Maybe you've been with women like me, I don't know.  Maybe you DO know what to do with 'em.  I like to THINK you do, anyway.  In most things, you seem very uber-sensitive, open, sincere, and expressive....things that many Dominant men do NOT show on the outside at all.  You don't seem to have that persona, but again, a lot of times people overcompensate for their true natures.  You also are a very cunning businessman, someone who is perfectionist and likes to lead rather than follow, and you can often be very demanding with certain things.  Sooooo, it is possible.

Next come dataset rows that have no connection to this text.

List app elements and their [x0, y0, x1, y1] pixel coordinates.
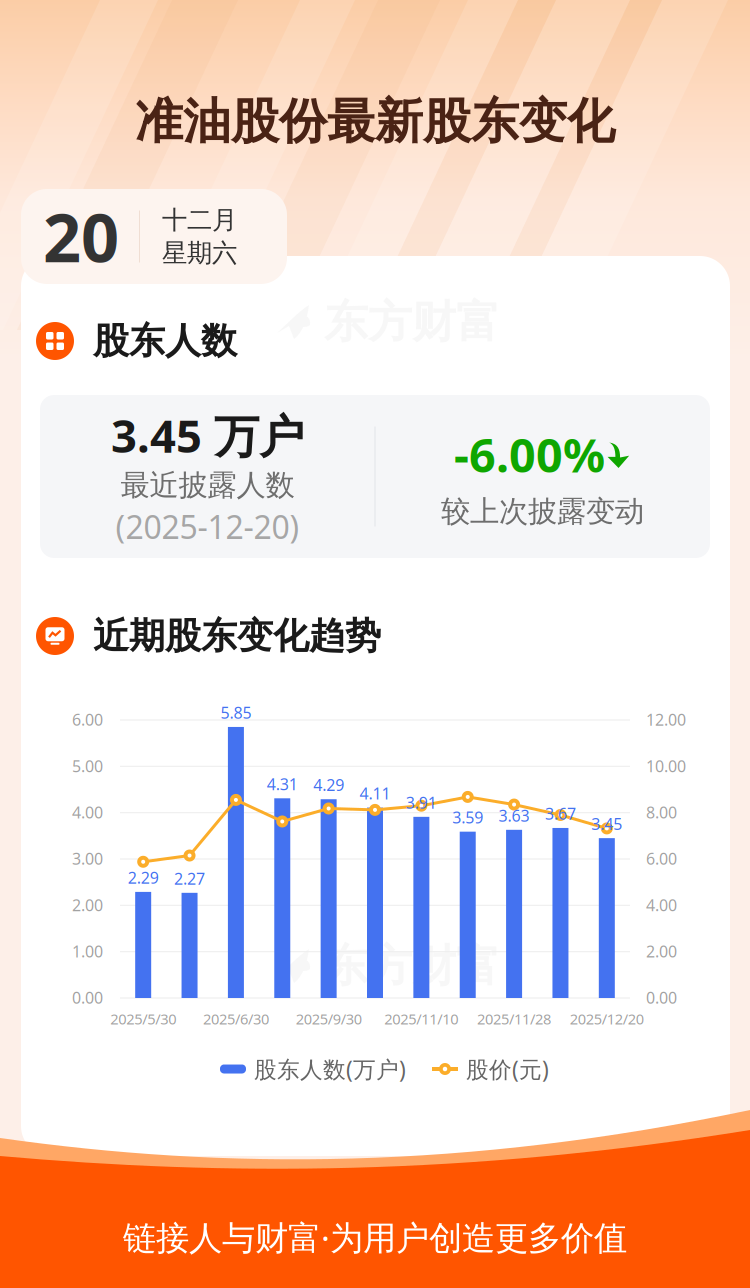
staticText: 4.29	[313, 774, 344, 795]
staticText: 东方财富	[324, 939, 500, 993]
staticText: 3.91	[406, 792, 437, 813]
staticText: 3.45	[591, 813, 622, 834]
staticText: 4.00	[72, 802, 103, 823]
staticText: 8.00	[646, 802, 677, 823]
staticText: (2025-12-20)	[116, 505, 300, 548]
staticText: 1.00	[72, 941, 103, 962]
staticText: 2.00	[646, 941, 677, 962]
button[interactable]: 20	[21, 189, 287, 284]
staticText: 2025/11/28	[477, 1009, 551, 1028]
staticText: 0.00	[646, 987, 677, 1008]
staticText: 2025/12/20	[570, 1009, 644, 1028]
staticText: 准油股份最新股东变化	[135, 92, 615, 151]
staticText: 5.85	[220, 702, 251, 723]
staticText: 股东人数(万户)	[254, 1054, 406, 1084]
staticText: 十二月	[162, 204, 237, 236]
staticText: 股价(元)	[466, 1054, 549, 1084]
staticText: 3.67	[545, 803, 576, 824]
staticText: 4.00	[646, 894, 677, 916]
staticText: 较上次披露变动	[441, 494, 644, 530]
staticText: 2025/9/30	[296, 1009, 362, 1028]
staticText: 2025/11/10	[384, 1009, 458, 1028]
staticText: 最近披露人数	[120, 467, 294, 503]
staticText: 星期六	[162, 238, 237, 269]
staticText: 10.00	[646, 755, 686, 776]
staticText: 0.00	[72, 987, 103, 1008]
staticText: 2.27	[174, 868, 205, 889]
staticText: 3.63	[499, 805, 530, 826]
staticText: 股东人数	[93, 319, 237, 363]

I just felt like sharing a part of me that people typically don't get to see.  Most everyone thinks of me as this bold, brash, outspoken person.  The truth is, when you encounter a submissive woman, sometimes she is overcompensating for her true nature, because 9 times out of 10, her true nature of submissiveness is scorned or criticized in society.  Women are "supposed to be" tough, and sure, I have had to be tough too, especially when living in Washington DC.

My last post here (before the photo of you and I), was one in which I expressed my anger towards Mitt Romney's "binders full of women" remark, because I do consider myself somewhat feminist.  I think that is the most difficult part of realizing and accepting that you're submissive, at least it was for me, to reconcile that part of me, and combine it with who I really am inside.  I admire and honor all of the suffragist women who fought and died for my right to vote.  I will always cherish and use that right.  I believe in equal pay for equal work, too.  I also believe that if and when a woman is elected President, this country will actually be structured into something pretty damned awesome.



Well, I have to go for now, but I just wanted to show you the real me.  I'm a conundrum, an enigma, a mysterious chick full of a myriad of different sides to my inner soul.  I also love YOU very much.  And I'm very thankful that a man like Pete finally came along in my life, who understands me.